The assessment and monitoring of battery health is very crucial for the maintenance and safety of battery-powered applications such as Electric vehicles (EVs). To conduct appropriate battery operation in EVs, the battery capacity should be estimated accurately. In this regard, the State of health (SOH) estimation is conducted for evaluating the battery aging status. This work proposes a hybrid backpropagation neural network (BPNN) and particle swarm optimization (PSO) technique for SOH estimation. A multi-feature input data framework is constructed with 31-dimensional features for the model training by using 4 battery datasets from NASA i.e. B5, B6, B7 and B18. The acquisition of the data samples has been performed with a systematic sampling technique.
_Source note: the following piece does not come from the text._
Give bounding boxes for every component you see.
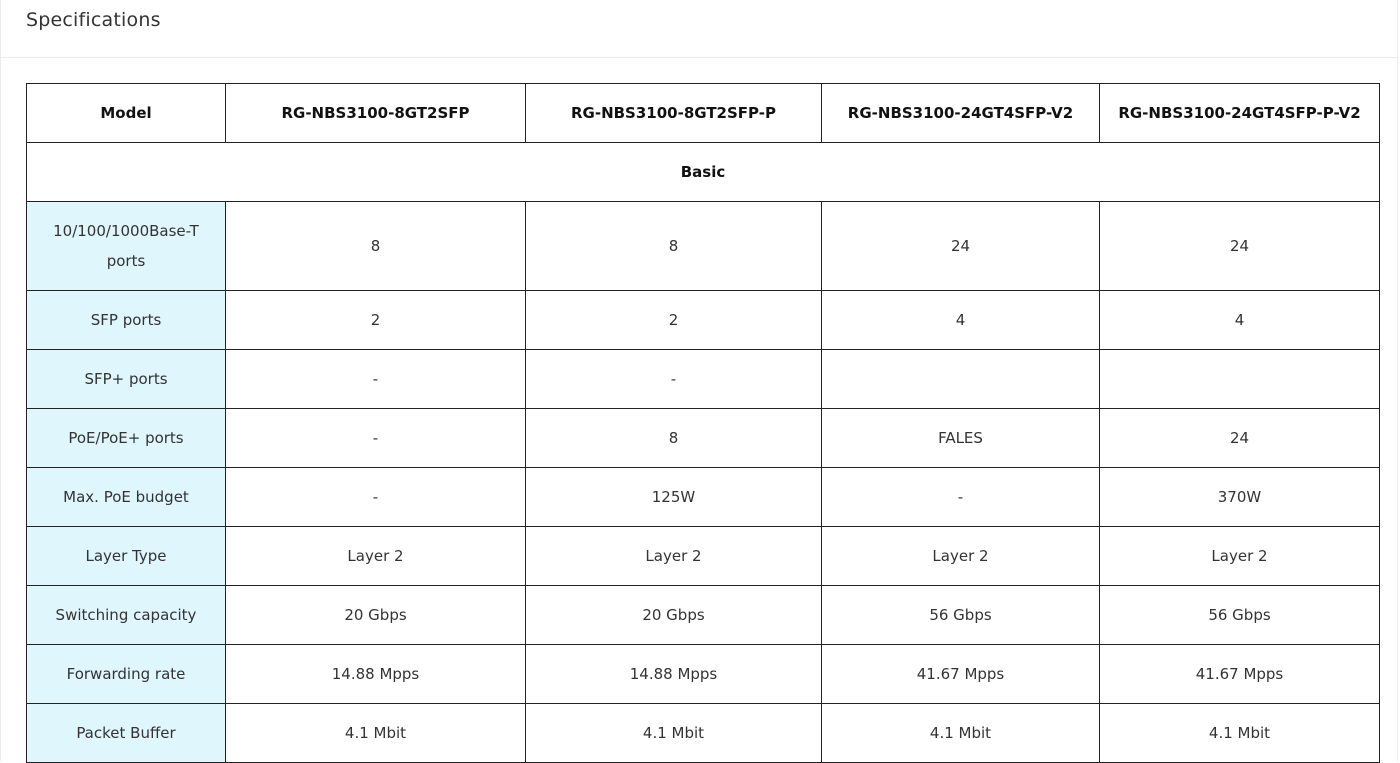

The presented work is conducted with a training testing ratio of 70:30 and validated with the MIT Stanford battery dataset. The experimental outcomes demonstrated high SOH estimation accuracy compared with the conventional BPNN model. In the case of battery B5, it was observed that RMSE, MSE and MAPE for the BPNN-PSO model are 0.6791, 0.0046, 0.3203 compared with the conventional BPNN model i.e. 0.8796, 0.0077, 0.4881 respectively. Furthermore, the significance of capacity regeneration in B7 and B18 results in high-performance metrics compared with other battery datasets. The research conducted would be beneficial to estimate the battery status regarding battery health i.e. SOH accurately in Battery System Management (BMS) based EV application.